Retrieval quality degrades because the knowledge base vectors and query vectors are no longer in the same vector space. In extreme cases, the system may return entirely irrelevant documents. Any embedding model version change must trigger a full re-indexing of the knowledge base.
If the vector database supports efficient single-record deletion, delete the embedding directly. If not, maintain a mapping between embeddings and source documents, delete the source document, and flag the corresponding embedding for removal at the next scheduled re-indexing.
Embedding models encode societal biases from training data into vector space geometry, causing differential retrieval quality across demographic groups in recruitment, legal, and medical systems.
Embeddings may constitute personal data under GDPR Article 4(1) where original text can be reconstructed through inversion attacks, particularly for high-dimensional models encoding documents containing personal information.
Version mismatches between the embedding model used for indexing and the one used for queries cause retrieval quality degradation because the vector spaces are no longer aligned.
Key controls include retrieval bias testing with demographically paired queries, automated knowledge base quality pipelines with deduplication and currency checks, and embedding inversion monitoring for personal data protection.
Provenance requires that each document in the knowledge base is traceable to its source. The provenance record captures the document's origin (the publishing institution, the URL, the database from which it was retrieved), the date of retrieval, the version of the document if applicable, and the copyright or licensing status. For knowledge bases assembled from multiple sources, the provenance record enables the organisation to respond to copyright claims and to assess the reliability of individual documents.
Bias assessment examines whether certain perspectives, populations, or viewpoints are overrepresented or underrepresented.

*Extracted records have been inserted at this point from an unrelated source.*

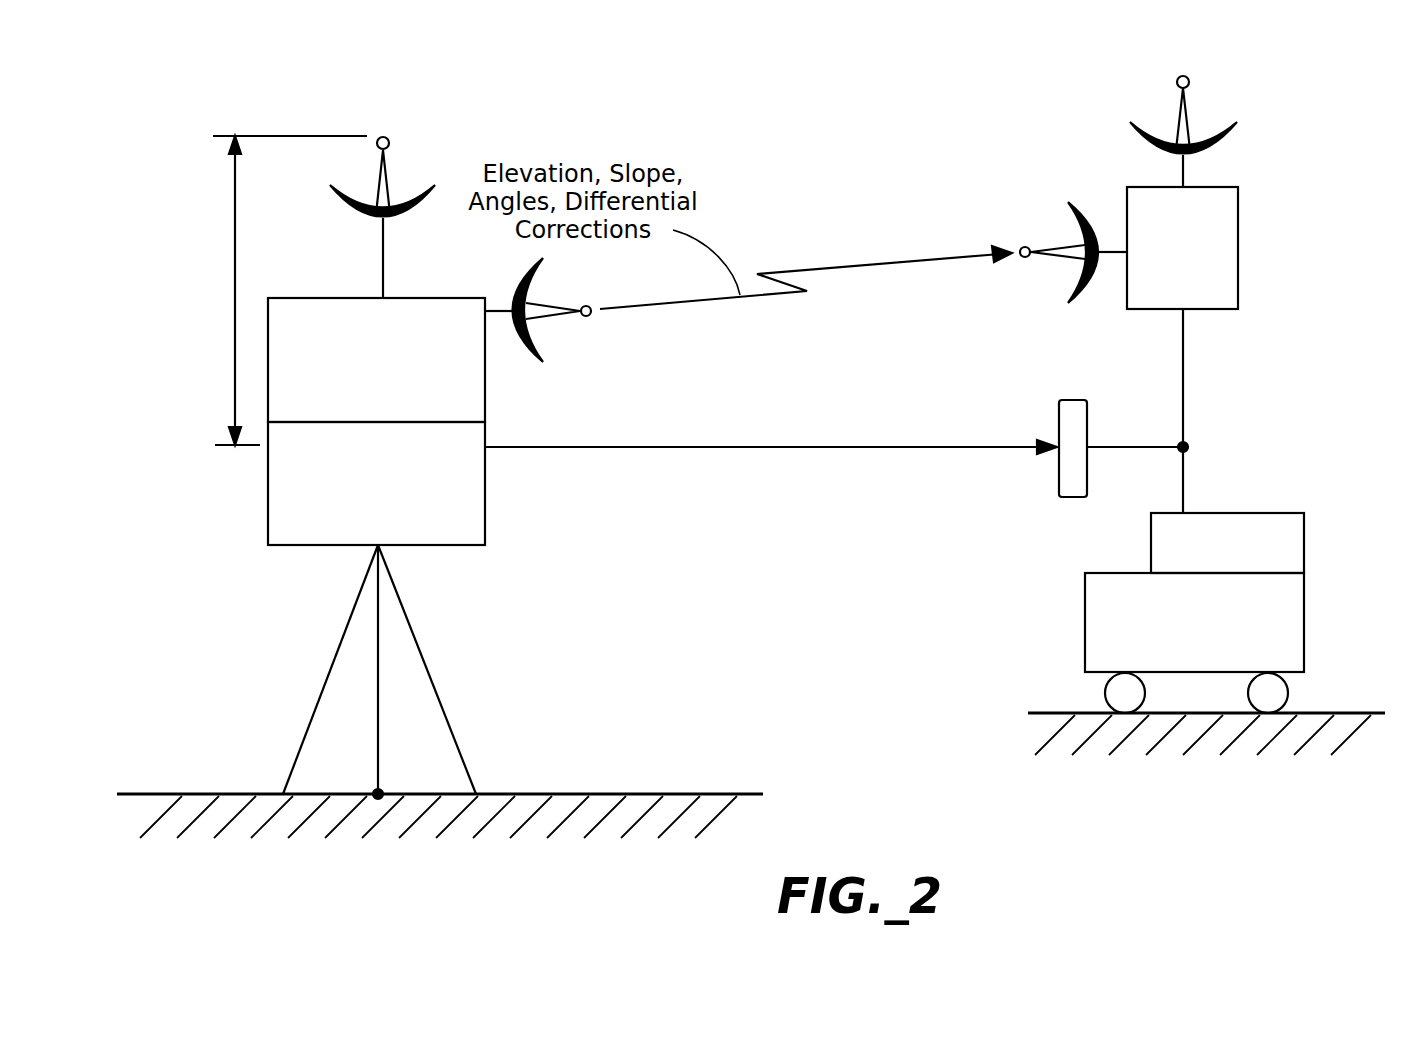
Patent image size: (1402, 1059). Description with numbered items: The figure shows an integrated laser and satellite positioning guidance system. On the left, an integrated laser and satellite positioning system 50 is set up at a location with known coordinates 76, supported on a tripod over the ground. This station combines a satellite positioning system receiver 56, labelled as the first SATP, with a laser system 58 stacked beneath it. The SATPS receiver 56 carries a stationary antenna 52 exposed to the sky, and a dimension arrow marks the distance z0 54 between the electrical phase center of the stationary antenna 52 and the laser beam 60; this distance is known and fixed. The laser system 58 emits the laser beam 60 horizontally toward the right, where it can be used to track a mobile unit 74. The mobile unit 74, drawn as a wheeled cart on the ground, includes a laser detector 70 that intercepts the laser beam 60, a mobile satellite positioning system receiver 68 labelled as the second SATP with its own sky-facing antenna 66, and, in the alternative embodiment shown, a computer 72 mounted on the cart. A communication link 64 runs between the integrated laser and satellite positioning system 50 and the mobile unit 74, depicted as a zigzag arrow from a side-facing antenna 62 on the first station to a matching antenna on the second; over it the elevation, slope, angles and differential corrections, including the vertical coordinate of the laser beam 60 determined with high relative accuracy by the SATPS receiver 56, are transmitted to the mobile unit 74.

The integrated laser and satellite positioning system 50 is at (238, 658).
The stationary antenna 52 is at (344, 202).
The distance z0 54 is at (234, 327).
The satellite positioning system receiver 56 is at (343, 296).
The laser system 58 is at (410, 547).
The laser beam 60 is at (755, 447).
The first communication antenna 62 is at (523, 347).
The communication link 64 is at (958, 253).
The second satellite antenna 66 is at (1215, 145).
The mobile satellite positioning system receiver 68 is at (1240, 258).
The laser detector 70 is at (1057, 427).
The computer 72 is at (1305, 555).
The mobile unit 74 is at (1305, 610).
The location with known coordinates 76 is at (380, 790).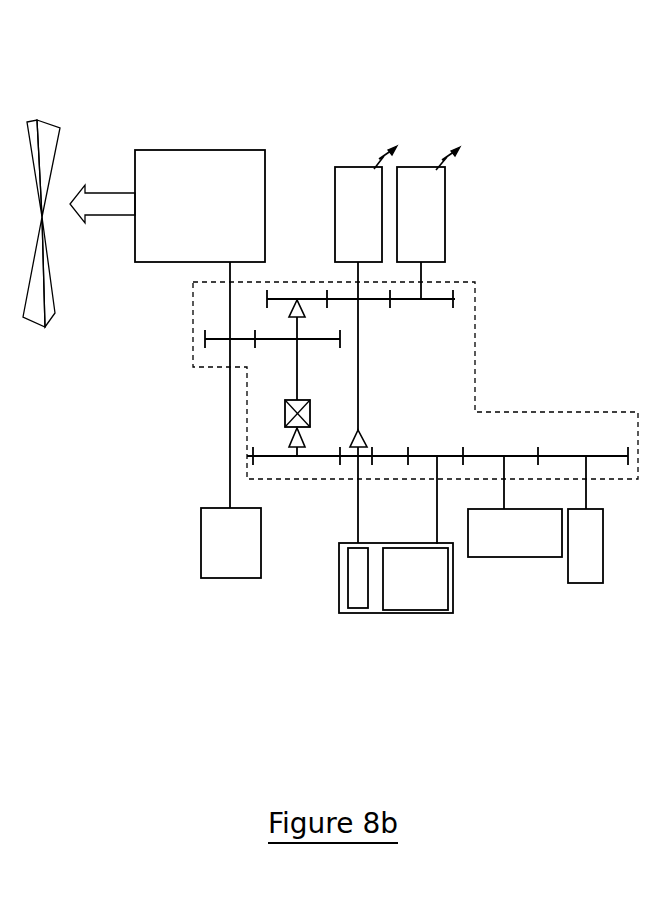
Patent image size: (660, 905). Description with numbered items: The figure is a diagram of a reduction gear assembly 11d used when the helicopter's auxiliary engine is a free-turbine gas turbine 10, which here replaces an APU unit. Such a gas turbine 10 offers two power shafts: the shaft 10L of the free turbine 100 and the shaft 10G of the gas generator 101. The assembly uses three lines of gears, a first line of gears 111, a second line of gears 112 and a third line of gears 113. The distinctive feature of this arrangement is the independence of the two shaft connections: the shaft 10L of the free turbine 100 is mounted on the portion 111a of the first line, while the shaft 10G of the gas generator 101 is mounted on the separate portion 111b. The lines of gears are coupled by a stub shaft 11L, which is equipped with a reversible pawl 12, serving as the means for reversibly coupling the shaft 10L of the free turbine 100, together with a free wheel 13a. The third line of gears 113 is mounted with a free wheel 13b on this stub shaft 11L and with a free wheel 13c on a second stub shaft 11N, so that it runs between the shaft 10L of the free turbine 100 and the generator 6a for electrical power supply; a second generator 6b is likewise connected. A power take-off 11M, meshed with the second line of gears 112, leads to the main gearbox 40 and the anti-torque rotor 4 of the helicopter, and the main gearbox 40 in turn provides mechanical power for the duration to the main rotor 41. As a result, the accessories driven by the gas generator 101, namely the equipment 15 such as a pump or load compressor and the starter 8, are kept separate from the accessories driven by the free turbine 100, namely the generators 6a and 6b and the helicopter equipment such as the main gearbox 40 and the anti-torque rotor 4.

The main rotor 41 is at (46, 120).
The main gearbox 40 is at (207, 150).
The generator 6a is at (350, 167).
The generator 6b is at (420, 167).
The reduction gear assembly 11d is at (473, 282).
The third line of gears 113 is at (462, 299).
The line of gears 112 is at (198, 339).
The free wheel 13b is at (289, 306).
The stub shaft 11L is at (298, 376).
The second stub shaft 11N is at (359, 376).
The power take-off 11M is at (229, 392).
The free wheel 13a is at (289, 442).
The pawl 12 is at (311, 406).
The free wheel 13c is at (366, 440).
The portion 111a is at (384, 454).
The portion 111b is at (400, 455).
The line of gears 111 is at (240, 456).
The shaft of the gas generator 10G is at (437, 507).
The shaft of the free turbine 10L is at (359, 538).
The anti-torque rotor 4 is at (232, 578).
The free turbine 100 is at (341, 598).
The gas generator 101 is at (458, 598).
The gas turbine 10 is at (399, 607).
The equipment 15 is at (543, 558).
The starter 8 is at (580, 583).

A recruitment knowledge base composed primarily of job descriptions from large technology companies may encode assumptions about role requirements that disadvantage candidates from different industry backgrounds. A legal knowledge base that overrepresents decisions from certain courts may introduce jurisdictional bias. The bias assessment methodology should be proportionate to the system's risk profile and documented in Module 4.

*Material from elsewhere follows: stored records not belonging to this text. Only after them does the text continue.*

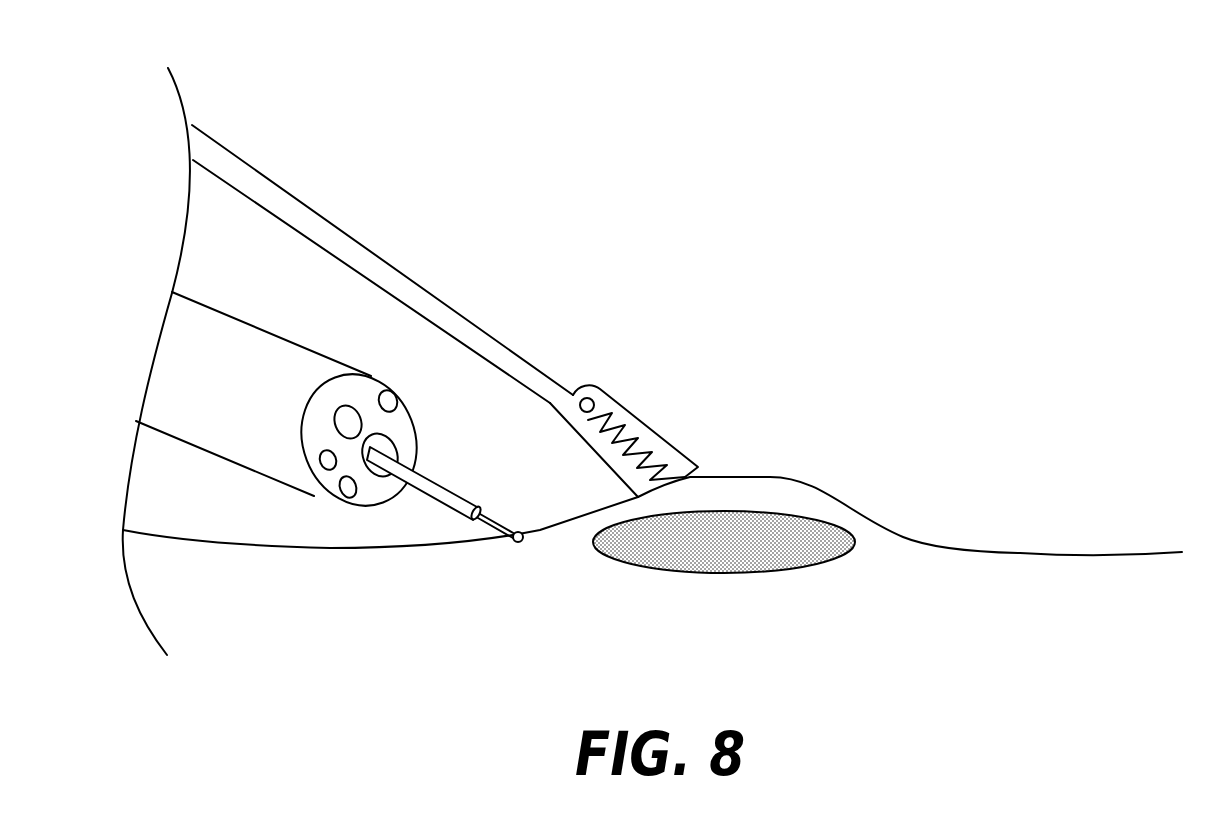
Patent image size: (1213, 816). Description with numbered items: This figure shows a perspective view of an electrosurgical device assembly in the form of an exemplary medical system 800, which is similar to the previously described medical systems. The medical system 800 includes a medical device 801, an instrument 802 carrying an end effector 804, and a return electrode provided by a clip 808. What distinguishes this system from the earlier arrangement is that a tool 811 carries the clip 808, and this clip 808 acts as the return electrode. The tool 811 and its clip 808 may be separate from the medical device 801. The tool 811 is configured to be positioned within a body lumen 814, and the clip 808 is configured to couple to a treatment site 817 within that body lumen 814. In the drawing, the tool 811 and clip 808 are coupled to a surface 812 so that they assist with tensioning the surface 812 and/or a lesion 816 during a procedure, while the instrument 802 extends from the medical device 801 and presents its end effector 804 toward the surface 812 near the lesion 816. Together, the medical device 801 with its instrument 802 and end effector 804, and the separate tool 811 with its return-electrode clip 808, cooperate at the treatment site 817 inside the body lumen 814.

The medical system 800 is at (654, 415).
The medical device 801 is at (228, 423).
The instrument 802 is at (422, 487).
The end effector 804 is at (482, 523).
The clip 808 is at (652, 440).
The tool 811 is at (390, 273).
The surface 812 is at (1127, 557).
The body lumen 814 is at (1058, 437).
The lesion 816 is at (772, 557).
The treatment site 817 is at (818, 425).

The practical challenge is that vector databases are typically optimised for similarity search, not for record-level deletion. Deleting a specific embedding from a vector index may require re-indexing the entire collection, depending on the database technology. The Technical SME assesses the vector database's deletion capabilities at architecture design time and documents the approach for servicing erasure requests in the data lifecycle documentation. Where the vector database does not support efficient single-record deletion, the compensating control is to maintain a mapping between embeddings and their source documents, so that erasure requests can be fulfilled by deleting the source document and flagging the corresponding embedding for removal at the next scheduled re-indexing.

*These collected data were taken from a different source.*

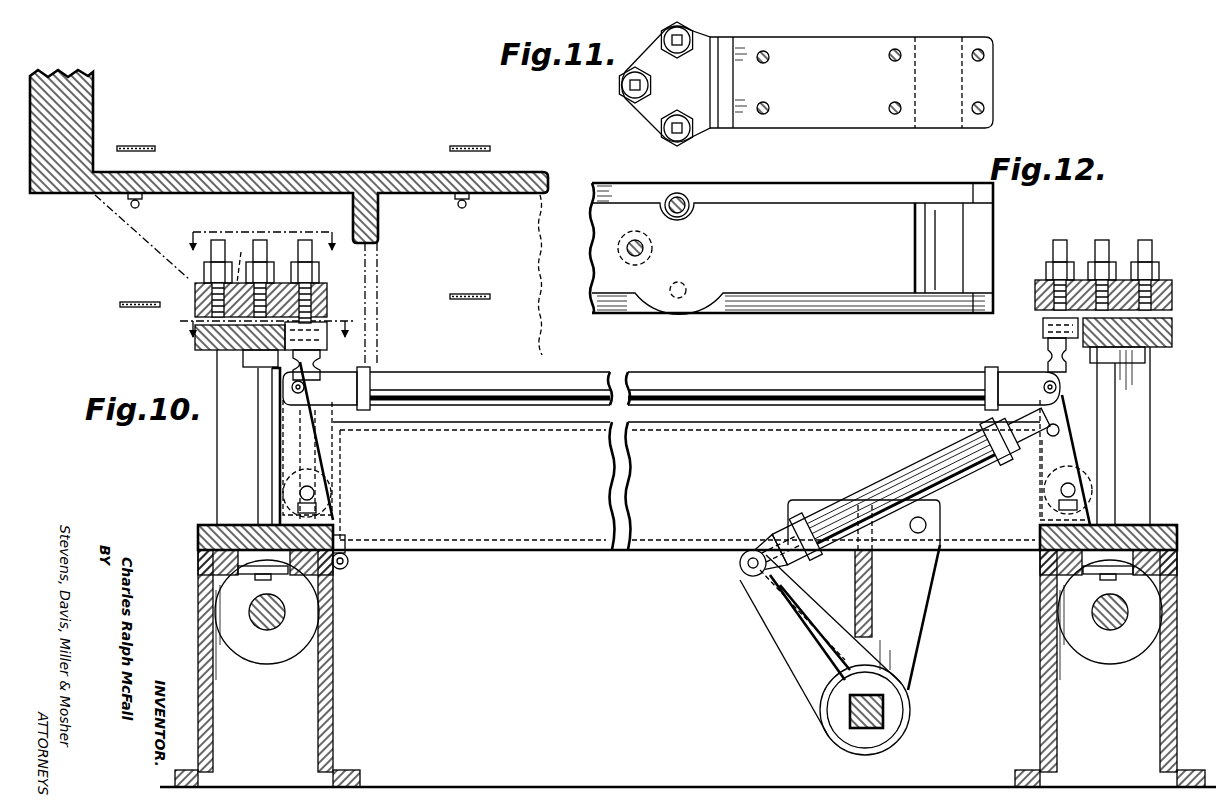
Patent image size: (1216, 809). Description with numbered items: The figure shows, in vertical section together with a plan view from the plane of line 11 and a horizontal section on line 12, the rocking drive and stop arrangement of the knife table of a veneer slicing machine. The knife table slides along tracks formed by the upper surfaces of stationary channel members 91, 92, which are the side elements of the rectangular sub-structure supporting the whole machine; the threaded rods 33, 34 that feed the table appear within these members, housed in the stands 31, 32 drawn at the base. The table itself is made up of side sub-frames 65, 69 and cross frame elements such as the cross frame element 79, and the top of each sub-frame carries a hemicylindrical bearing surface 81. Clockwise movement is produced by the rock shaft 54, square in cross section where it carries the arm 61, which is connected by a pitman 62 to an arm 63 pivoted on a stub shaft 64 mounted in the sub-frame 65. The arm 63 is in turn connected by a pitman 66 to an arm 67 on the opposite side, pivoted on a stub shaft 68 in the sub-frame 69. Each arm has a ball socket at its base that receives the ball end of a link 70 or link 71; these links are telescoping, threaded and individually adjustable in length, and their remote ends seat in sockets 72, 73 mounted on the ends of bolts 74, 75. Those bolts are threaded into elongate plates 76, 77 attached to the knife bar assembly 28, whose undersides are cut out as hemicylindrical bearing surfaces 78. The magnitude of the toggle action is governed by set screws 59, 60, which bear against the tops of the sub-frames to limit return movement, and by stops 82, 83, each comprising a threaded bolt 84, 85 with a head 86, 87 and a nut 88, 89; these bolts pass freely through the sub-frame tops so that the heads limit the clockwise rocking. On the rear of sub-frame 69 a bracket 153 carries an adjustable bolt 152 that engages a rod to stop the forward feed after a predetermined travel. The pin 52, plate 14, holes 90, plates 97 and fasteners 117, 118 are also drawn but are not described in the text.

In FIG. 10, the section line 11— 11 is at (264, 246).
In FIG. 10, the section line 12— 12 is at (257, 318).
In FIG. 10, the clamp plate 14 is at (325, 292).
In FIG. 10, the knife bar assembly 28 is at (300, 172).
In FIG. 10, the left bearing stand 31 is at (199, 537).
In FIG. 10, the right bearing stand 32 is at (1177, 536).
In FIG. 10, the threaded rod 33 is at (279, 630).
In FIG. 10, the threaded rod 34 is at (1113, 628).
In FIG. 12, the pivot pin 52 is at (632, 241).
In FIG. 10, the rock shaft 54 is at (882, 710).
In FIG. 10, the set screw 59 is at (217, 240).
In FIG. 11, the set screw 59 is at (665, 136).
In FIG. 12, the set screw 59 is at (675, 302).
In FIG. 10, the set screw 60 is at (1153, 248).
In FIG. 10, the arm 61 is at (800, 672).
In FIG. 10, the pitman 62 is at (898, 480).
In FIG. 10, the arm 63 is at (1082, 452).
In FIG. 10, the stub shaft 64 is at (1060, 497).
In FIG. 10, the sub-frame 65 is at (1130, 506).
In FIG. 10, the pitman 66 is at (820, 384).
In FIG. 10, the arm 67 is at (285, 450).
In FIG. 10, the stub shaft 68 is at (316, 490).
In FIG. 10, the sub-frame 69 is at (250, 490).
In FIG. 12, the sub-frame 69 is at (784, 295).
In FIG. 10, the link 70 is at (328, 366).
In FIG. 10, the link 71 is at (1048, 358).
In FIG. 10, the socket 72 is at (340, 340).
In FIG. 12, the socket 72 is at (663, 202).
In FIG. 10, the socket 73 is at (1043, 327).
In FIG. 11, the bolt 74 is at (666, 38).
In FIG. 12, the bolt 74 is at (682, 199).
In FIG. 10, the bolt 75 is at (1037, 287).
In FIG. 10, the elongate plate 76 is at (196, 296).
In FIG. 11, the elongate plate 76 is at (815, 128).
In FIG. 10, the elongate plate 77 is at (1173, 297).
In FIG. 11, the hemicylindrical bearing surface 78 is at (964, 87).
In FIG. 10, the cross frame element 79 is at (560, 530).
In FIG. 12, the hemicylindrical bearing surface 81 is at (958, 241).
In FIG. 10, the stop 82 is at (262, 241).
In FIG. 11, the stop 82 is at (633, 95).
In FIG. 10, the stop 83 is at (1110, 262).
In FIG. 10, the threaded bolt 84 is at (239, 260).
In FIG. 12, the threaded bolt 84 is at (620, 250).
In FIG. 10, the threaded bolt 85 is at (1122, 292).
In FIG. 10, the bolt head 86 is at (256, 368).
In FIG. 12, the bolt head 86 is at (631, 268).
In FIG. 10, the bolt head 87 is at (1148, 366).
In FIG. 10, the nut 88 is at (306, 241).
In FIG. 11, the nut 88 is at (620, 89).
In FIG. 10, the nut 89 is at (1085, 262).
In FIG. 11, the holes 90 is at (766, 103).
In FIG. 10, the channel member 91 is at (333, 656).
In FIG. 10, the channel member 92 is at (1177, 641).
In FIG. 10, the stop plate 97 is at (303, 226).
In FIG. 10, the bolt 117 is at (138, 207).
In FIG. 10, the guide line 118 is at (118, 212).
In FIG. 10, the bolt 152 is at (345, 570).
In FIG. 10, the bracket 153 is at (349, 562).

For systems using a small, manually curated knowledge base of fewer than 1,000 documents, a procedural alternative applies. The Technical SME maintains a spreadsheet-based document register listing each document in the knowledge base, its source, date of addition, date of last review, and topic classification. The DPO Liaison manually reviews the knowledge base for personal data at initial deployment and at each scheduled review. Embedding bias testing can be conducted manually by the Technical SME, submitting paired queries and comparing retrieval results in a structured spreadsheet. For the embedding model itself, the procedural alternative follows the same manual model provenance documentation: recording the model's origin, version, and content hash, and manually verifying that the deployed version matches the documented version at each scheduled review.